SINGAPORE: The late Othman Wok was courageous and passionate in championing a multi-racial, multi-religious Singapore and the interests of ordinary people. He channelled his courage and passion into creating a better life for his fellow citizens, said Prime Minister Lee Hsien Loong in a letter to Mr Othman's wife, Lina Abdullah, on Monday (Apr 17).
Mr Lee's letter is reproduced below:
Please accept my deepest condolences on the passing of your husband, Encik Othman Wok.
Encik Othman was one of Singapore's founding fathers. He was courageous and passionate in championing a multi-racial, multi-religious Singapore and the interests of ordinary people. He channelled his courage and passion into creating a better life for his fellow citizens. Persuaded by Mr Lee Kuan Yew to enter politics, he stood for elections in 1959 in Kampong Kembangan constituency, but lost. Undeterred, he ran again in Pasir Panjang in 1963. This time he was elected, and became Minister for Social Affairs.
Encik Othman was steadfast and unwavering in believing in a multi-racial, multi-religious, meritocratic Singapore. His dedication and courage was most clearly shown during Singapore's turbulent years in the 1960s, when Singapore was part of Malaysia, and then separated from Malaysia to become an independent republic. In a vicious fight against the communalists, Encik Othman faced great pressure and threats on his life for joining the PAP. If he had faltered, history might have taken a different course. But he stood resolutely by his convictions, and that made all the difference for Singapore.
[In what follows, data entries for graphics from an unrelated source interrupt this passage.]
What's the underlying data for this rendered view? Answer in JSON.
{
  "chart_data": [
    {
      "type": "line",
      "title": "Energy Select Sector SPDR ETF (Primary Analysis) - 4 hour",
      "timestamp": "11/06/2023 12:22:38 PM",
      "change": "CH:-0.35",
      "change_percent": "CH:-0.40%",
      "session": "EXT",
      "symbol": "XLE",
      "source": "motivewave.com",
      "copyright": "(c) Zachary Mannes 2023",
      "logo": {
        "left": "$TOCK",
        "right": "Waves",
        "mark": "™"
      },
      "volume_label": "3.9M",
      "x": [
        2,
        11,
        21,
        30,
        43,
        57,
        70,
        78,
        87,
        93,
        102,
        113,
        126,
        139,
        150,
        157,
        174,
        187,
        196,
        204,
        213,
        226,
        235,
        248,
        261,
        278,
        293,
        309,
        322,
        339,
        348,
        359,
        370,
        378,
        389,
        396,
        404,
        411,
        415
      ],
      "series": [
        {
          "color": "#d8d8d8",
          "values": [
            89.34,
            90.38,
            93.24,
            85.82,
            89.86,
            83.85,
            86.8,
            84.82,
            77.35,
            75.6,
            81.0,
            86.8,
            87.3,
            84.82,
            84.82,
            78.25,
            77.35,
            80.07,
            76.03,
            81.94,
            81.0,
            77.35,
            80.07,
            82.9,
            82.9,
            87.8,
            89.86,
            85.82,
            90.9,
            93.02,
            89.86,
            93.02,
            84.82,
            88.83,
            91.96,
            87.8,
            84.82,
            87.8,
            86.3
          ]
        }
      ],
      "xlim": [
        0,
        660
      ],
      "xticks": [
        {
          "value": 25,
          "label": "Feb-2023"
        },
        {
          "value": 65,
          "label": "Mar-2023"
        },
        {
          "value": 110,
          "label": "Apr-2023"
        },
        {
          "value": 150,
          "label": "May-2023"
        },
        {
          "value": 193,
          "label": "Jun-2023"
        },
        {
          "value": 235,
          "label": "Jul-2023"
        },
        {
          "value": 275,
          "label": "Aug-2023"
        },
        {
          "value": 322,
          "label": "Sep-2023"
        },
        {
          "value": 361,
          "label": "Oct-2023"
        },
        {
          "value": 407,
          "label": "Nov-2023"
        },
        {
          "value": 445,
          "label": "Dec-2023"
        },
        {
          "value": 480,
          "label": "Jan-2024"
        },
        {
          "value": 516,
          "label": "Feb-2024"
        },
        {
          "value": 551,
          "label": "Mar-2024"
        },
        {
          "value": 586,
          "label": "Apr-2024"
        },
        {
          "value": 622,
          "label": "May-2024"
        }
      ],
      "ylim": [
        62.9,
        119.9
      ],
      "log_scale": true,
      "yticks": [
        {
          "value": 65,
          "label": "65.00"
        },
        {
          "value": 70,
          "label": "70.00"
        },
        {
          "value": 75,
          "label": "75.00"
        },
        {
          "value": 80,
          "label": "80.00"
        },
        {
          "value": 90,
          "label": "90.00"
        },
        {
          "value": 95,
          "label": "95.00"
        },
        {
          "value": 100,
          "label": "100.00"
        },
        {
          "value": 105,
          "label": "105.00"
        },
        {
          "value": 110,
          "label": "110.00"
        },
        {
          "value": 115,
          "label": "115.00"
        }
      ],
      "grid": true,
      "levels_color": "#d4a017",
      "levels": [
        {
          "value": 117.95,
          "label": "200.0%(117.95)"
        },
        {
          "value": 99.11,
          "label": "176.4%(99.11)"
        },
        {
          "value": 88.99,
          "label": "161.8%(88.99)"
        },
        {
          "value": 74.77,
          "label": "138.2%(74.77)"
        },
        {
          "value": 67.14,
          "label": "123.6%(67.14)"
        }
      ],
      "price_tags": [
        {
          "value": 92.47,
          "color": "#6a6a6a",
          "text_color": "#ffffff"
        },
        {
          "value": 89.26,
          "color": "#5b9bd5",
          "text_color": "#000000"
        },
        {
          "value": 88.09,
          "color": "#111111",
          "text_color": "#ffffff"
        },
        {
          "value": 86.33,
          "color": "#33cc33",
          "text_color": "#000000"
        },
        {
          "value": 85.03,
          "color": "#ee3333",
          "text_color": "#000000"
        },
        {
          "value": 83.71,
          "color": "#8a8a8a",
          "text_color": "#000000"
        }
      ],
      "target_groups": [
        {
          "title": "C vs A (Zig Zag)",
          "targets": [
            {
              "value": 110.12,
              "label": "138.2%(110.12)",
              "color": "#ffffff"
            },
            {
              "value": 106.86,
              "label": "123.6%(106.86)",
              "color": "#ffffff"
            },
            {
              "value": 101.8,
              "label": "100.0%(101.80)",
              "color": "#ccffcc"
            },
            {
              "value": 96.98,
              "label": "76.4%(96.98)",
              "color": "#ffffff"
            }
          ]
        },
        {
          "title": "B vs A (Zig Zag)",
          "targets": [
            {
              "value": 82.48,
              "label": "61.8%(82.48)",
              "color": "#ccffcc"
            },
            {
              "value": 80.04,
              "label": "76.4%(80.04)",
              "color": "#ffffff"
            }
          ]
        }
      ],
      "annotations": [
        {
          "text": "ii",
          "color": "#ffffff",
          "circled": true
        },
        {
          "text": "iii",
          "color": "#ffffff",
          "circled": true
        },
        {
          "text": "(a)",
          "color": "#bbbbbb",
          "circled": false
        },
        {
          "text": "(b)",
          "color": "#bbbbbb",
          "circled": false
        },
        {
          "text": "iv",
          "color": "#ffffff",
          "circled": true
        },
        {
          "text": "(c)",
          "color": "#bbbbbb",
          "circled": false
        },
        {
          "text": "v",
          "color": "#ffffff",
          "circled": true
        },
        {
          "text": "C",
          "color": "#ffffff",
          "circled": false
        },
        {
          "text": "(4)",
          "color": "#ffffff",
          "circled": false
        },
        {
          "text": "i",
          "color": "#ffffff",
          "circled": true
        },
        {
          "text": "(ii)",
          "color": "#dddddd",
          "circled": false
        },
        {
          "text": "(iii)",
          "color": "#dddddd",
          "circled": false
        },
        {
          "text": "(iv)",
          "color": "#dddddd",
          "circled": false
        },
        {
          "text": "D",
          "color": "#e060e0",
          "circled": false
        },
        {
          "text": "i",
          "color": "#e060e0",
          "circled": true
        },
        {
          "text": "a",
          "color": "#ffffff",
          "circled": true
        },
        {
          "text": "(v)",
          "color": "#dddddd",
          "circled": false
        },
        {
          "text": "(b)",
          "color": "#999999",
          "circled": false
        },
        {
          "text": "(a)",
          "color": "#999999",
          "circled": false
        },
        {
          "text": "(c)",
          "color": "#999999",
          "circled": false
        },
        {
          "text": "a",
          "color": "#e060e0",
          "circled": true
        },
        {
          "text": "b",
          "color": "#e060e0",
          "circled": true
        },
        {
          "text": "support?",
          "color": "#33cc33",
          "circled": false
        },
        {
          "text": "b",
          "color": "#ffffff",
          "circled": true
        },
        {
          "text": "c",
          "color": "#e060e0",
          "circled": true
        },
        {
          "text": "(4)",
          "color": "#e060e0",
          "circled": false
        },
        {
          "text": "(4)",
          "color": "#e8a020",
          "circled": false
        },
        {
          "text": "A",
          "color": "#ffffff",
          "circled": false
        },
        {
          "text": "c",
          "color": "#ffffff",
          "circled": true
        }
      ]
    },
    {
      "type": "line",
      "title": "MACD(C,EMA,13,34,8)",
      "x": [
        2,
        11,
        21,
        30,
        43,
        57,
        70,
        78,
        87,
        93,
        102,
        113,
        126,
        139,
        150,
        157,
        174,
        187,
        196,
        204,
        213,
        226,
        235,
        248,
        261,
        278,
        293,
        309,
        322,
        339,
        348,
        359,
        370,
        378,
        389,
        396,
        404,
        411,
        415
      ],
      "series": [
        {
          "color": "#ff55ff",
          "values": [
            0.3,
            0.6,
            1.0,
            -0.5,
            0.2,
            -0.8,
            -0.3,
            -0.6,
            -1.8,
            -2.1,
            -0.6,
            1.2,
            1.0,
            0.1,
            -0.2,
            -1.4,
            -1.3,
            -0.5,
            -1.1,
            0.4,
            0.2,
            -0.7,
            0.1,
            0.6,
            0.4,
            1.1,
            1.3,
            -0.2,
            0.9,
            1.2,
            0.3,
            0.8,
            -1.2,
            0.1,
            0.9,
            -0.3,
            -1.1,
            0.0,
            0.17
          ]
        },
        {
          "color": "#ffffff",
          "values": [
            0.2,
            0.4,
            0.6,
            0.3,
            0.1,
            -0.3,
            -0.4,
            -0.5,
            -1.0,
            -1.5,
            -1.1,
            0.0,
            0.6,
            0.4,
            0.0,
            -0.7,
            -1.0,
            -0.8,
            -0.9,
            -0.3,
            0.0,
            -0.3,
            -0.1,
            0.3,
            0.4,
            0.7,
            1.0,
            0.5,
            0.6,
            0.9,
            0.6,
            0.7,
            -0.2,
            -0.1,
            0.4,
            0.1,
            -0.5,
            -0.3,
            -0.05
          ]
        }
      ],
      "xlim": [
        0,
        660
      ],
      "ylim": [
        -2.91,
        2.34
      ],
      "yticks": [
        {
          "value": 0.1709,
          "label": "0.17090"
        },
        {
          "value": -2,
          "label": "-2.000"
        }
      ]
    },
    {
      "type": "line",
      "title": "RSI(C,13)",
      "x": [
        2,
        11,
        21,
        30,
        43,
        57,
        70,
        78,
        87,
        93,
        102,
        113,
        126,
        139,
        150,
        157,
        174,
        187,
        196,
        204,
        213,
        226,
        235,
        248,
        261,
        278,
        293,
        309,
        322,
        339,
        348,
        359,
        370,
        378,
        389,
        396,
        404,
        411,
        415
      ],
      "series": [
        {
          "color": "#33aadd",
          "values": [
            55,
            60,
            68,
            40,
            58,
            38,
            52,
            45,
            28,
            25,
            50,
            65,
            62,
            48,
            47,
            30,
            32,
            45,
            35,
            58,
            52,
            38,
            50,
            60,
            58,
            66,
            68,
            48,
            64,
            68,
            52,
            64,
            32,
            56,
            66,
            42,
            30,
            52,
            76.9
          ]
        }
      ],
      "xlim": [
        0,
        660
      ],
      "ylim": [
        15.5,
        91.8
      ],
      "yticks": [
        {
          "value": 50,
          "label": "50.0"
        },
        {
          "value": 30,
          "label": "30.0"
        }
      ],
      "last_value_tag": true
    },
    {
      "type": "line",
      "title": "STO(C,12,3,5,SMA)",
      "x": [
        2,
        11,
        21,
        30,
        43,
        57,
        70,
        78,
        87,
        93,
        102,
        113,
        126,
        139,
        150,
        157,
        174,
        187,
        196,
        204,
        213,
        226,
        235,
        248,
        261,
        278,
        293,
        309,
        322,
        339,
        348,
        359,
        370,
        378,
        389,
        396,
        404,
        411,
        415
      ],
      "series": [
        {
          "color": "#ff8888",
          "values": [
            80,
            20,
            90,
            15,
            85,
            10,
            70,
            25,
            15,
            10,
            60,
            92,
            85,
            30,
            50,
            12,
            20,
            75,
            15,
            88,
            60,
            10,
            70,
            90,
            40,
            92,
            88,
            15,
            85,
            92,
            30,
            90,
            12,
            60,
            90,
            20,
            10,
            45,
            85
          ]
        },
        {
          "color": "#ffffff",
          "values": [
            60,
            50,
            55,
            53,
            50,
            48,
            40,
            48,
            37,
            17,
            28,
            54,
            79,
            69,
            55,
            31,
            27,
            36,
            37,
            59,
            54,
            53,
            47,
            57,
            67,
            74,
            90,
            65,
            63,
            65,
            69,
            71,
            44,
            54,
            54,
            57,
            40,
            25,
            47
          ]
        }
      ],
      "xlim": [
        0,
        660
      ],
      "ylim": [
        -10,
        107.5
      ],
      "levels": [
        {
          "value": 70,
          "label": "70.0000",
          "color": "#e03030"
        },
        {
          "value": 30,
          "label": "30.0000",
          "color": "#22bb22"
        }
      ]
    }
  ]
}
His firm belief that one could build a multi-racial, multi-religious society, based on justice and equality, helped keep the dream alive through those dark days when Singapore was not the master of our destiny. After Separation, Encik Othman's conviction gave heart to Malay Singaporeans, and made it possible for us to remain a multi-racial society. The Singapore we know today could not have existed without Encik Othman and others of our founding generation. Mr Lee remembered the staunch support that Encik Othman had shown, and the great debt that he owed Encik Othman for his loyalty and service to Singapore, when he (Mr Lee) spoke on the occasion of his 75th birthday.
As Minister for Social Affairs and Director of the Malay Affairs Bureau from 1963 to 1981, Encik Othman put in place systems and policies that continue to serve the Malay community today. He set up the Singapore Pilgrimage Office and a system of registration for sheikh hajis and pilgrim brokers in Singapore. This system still remains largely in place, with MUIS acting as a regulator for hajj activities.
Encik Othman will also be remembered for his role in developing an active and vibrant sports scene in Singapore. He took an active interest in the building of the National Stadium, which would become the home of many shared memories for Singaporeans and our sporting heroes. He also promoted motor racing in Singapore years before F1 came to Singapore, when he oversaw the first Singapore Grand Prix held post-independence.
In 1983 Encik Othman was conferred the Order of Nila Utama (2nd Class) for his political, economic and social contributions to Singapore and our nation-building efforts.
Singaporeans will always remember Encik Othman as one of our founding fathers, whose courage and passion helped set Singapore on a path of peace and progress. His passing is a deep loss to the nation.
My thoughts are with you and your family during this time of sorrow.
Lee Hsien Loong
Mr Lee also paid tribute to Mr Othman in a Facebook post on Monday evening. Naming the late Cabinet minister as "one of Mr Lee Kuan Yew's closest comrades", PM Lee said he was deeply saddened by Mr Othman's passing.
"My deepest condolences to the family of Encik Othman Wok. His passing is a deep loss to Singapore," Mr Lee wrote.